A phantom controller can be a live controller virtual machine (VM) or non-existent VM that can be participating or not participating in the cluster. NSX Manager synchronises the list of all VMs from the vCenter Server inventory. A phantom controller is created when the vCenter Server or host deletes a controller VM without a request from NSX Manager, or when vCenter Server inventory changes the reference MOID of the controller VMs.
When controller is created from NSX, the configuration information is stored inside the NSX Manager. NSX Manager deploys the new controller VM through the vCenter Server.
NSX administrator provides configuration, including IP address pool to the NSX Manager to create a controller. NSX Manager removes an IP address from the pool, and pushes that IP with the rest of the controller configuration as a VM creation request to the vCenter Server. NSX Manager waits for vCenter Server to confirm the status of the request.
The controller creation process was successful: If the controller VM is created successfully, vCenter Server starts the controller VM. NSX Manager stores the Managed Object ID (MOID) of the VM with the rest of the controller’s configuration information. The MOID (or MO-REF) is a unique identifier that vCenter assigns to every object in its inventory. vCenter Server also use this MOID to track the VM if it remains part of the vCenter Server inventory.
The controller creation process was not successful: If the IP and network connection configurations were incorrect, then NSX Manager might not be able to contact vCenter Server. NSX Manager waits for a preset amount of time to create a single node controller cluster (for the first one) or new controller to join the active cluster. If timer expires, NSX Manager requests vCenter Server to delete the VM. The IP address is returned back to the pool and NSX declares controller creation failure.
How Phantom Controller Gets Created
When NSX Manager requests to delete a controller, vCenter Server finds the controller VM using the MOID for deletion.
However, if any vCenter activities result in removal of the controller VM from the vCenter Server inventory, vCenter removes the MOID from its database. Note that the controller VM can still be alive and active on the NSX Manager even after getting removed from the vCenter inventory. But for the vCenter Server, controller VM no longer exists. Even though vCenter Server has removed the VM from its inventory, the VM may not be deleted. If the VM is still active, then it is still participating or attempting to participate in the NSX controller cluster.
Following are the most common example of how phantom controller gets created:
The vCenter Server administrator removes the host that contains the controller VM from the inventory. Later adds the host back. When the host is removed, vCenter Server delete all the MOIDs associated with the host and the VMs within it. When the host is added back later, vCenter Server assigns brand new MOID to the host and the VMs. For the NSX users, the host and VM are still the same, but from the vCenter Server’s perspective, the hosts and VMs are brand new objects. However, for all practical purposes, the hosts and VMs are still the same. The applications that run within the host and VMs do not change.
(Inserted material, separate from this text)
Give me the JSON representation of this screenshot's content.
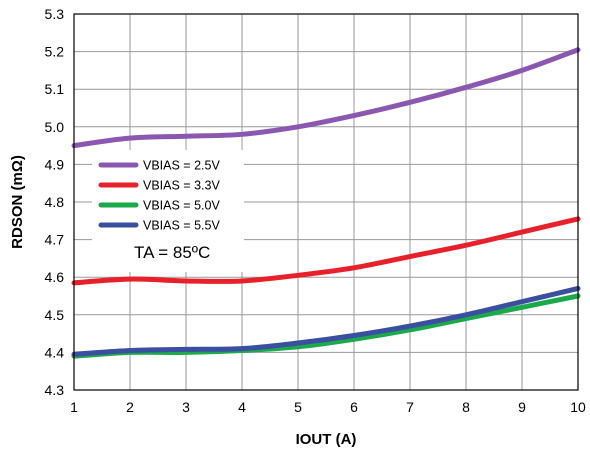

The vCenter Server administrator deletes the controller VM through vCenter Server or using Host Management. The deletion was not initiated by NSX Manager.
Delete in this case also includes any host/storage failures that result in the loss of the VM. In this case, the VM is lost to vCenter Server and also lost to the cluster and NSX Manager. But because the deletion was not initiated by NSX Manager, both NSX Manager and the controller cluster thinks that the controller is still valid. The controller status returned to the NSX Manager indicates that this controller node is down and not part of the cluster and displayed on the UI. NSX Manager also have logs indicating that the controller is no longer reachable.
What to Do When You See Phantom Controller
Synchronize controllers as described in NSX Controller Is Disconnected.
See the log entries. For cases where the controller VM got deleted accidentally or got corrupted, you must use the Forcefully Delete option to clear the entry from the NSX Manager database. For details, refer to Delete an NSX Controller.
After deleting the controller, confirm that:
The controller VM is actually deleted.
The show controller-cluster startup-nodes command shows only valid controllers.
The syslog entries for the NSX Manager no longer shows an extra controller.
From NSX 6.2.7 or later, NSX Manager verifies with the vCenter inventory to ensure that the controller VM still exist in the inventory based on the original MOID. If NSX Manager cannot find controller VM in the inventory, NSX Manager searches the VM using the VM’s instance UUID. The instance UUID is stored within the VM, so it does not change even when the VM is added back to the vCenter inventory. If NSX Manager is able to find the VM with the instance UUID, NSX Manager updates its database with the new MOID.
However, if you clone the controller VM, the cloned VM has same properties as the original VM along with a new instance UUID. NSX Manager cannot detect MOID for the cloned VM.
Log Entries for Phantom Controller
Following error level log entry is seen when a phantom controller is detected:
2017-07-31 22:15:05.844 UTC ERROR NVPStatusCheck ControllerServiceImpl:2146 - Controller <#> does not exist, might be deleted already. Skip saving its connectivity info.
2017-07-31 22:15:05.769 UTC ERROR NVPStatusCheck ControllerServiceImpl:2580 - the node is created by this NSX Manager <#>, but database has no record and delete might be in progress.